Tropical development in the Southern Gulf of Mexico, near the Yucatan Peninsula, appears increasingly likely this weekend into early next week.
An area of disturbed weather has formed over the Northwestern Caribbean, in association with the monsoon grye, which is beginning to lift North.
It will push Northwest over the next 2 – 5 days, reaching the Yucatan Peninsula/Southern Gulf of Mexico Sunday or Monday, with a broad area of low pressure expected to form in association with it along the way. And when it reaches the Southern Gulf/Yucatan region, conditions will likely be favorable for at least gradual development.
All of the reliable global model guidance remains in unanimous agreement, forecasting an area of low pressure to form from a monsoon grye in the Northwest Caribbean this weekend; and for it to develop into a tropical cyclone near the Yucatan Peninsula this weekend into early next week.
Considering factors we have already discussed, such as climatology, the MJO, and the consistency of the model guidance in forecasting development, we believe that there is a 50/50 chance for tropical development around Yucatan Peninsula this weekend/early next week.
If this system does indeed develop, we believe it will be slow to do so. This is because it will be monsoonal in nature, and will will likely have to deal with some land interaction.
Chance of Development
At this time, we would unofficially place the chance of tropical development around 50 percent.
Officially, the National Hurricane Center places the chance of tropical development at 50% over the next 5 days (we concur with them).

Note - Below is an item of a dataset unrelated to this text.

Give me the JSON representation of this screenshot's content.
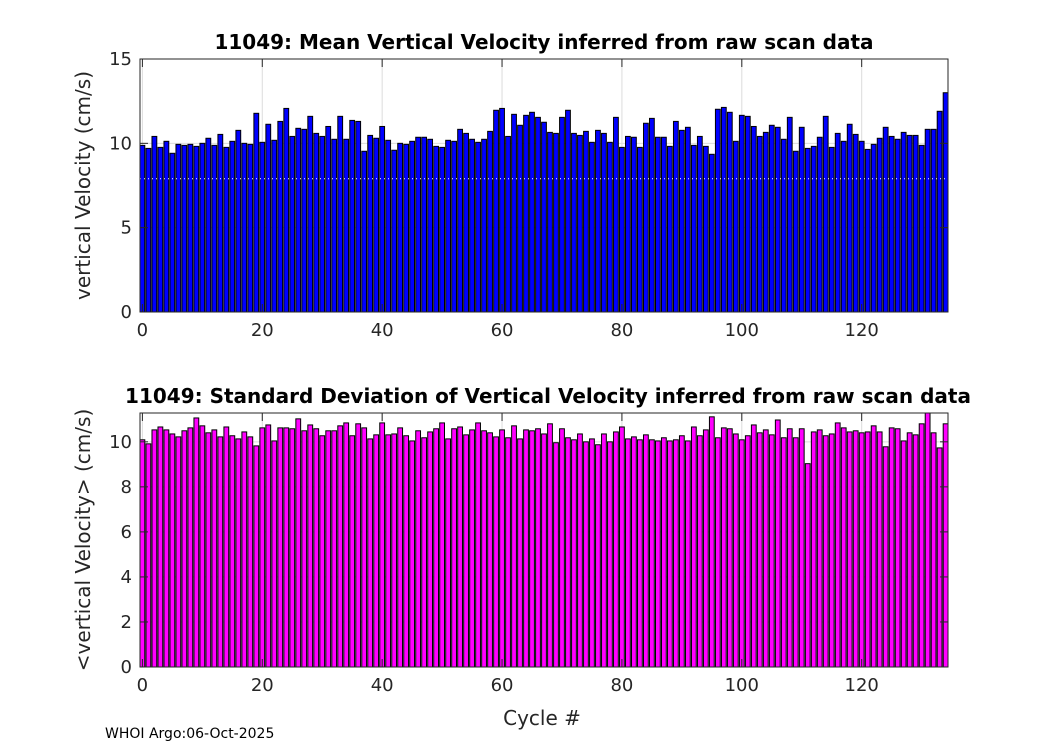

The track of whatever develops (if anything develops) remains highly uncertain at this time. Some models taking it into the West and Central Gulf of Mexico mid to late next week, and others towards the Eastern Gulf of Mexico. We won’t really have a good idea of where this will go until there is a low for the models to initialize on.
NOTE: This is still nothing to be too concerned about yet. While the chances of development occurring are increasing, there is still a large amount of uncertainty. If you live along the West/Central Gulf Coast, this is just something to monitor.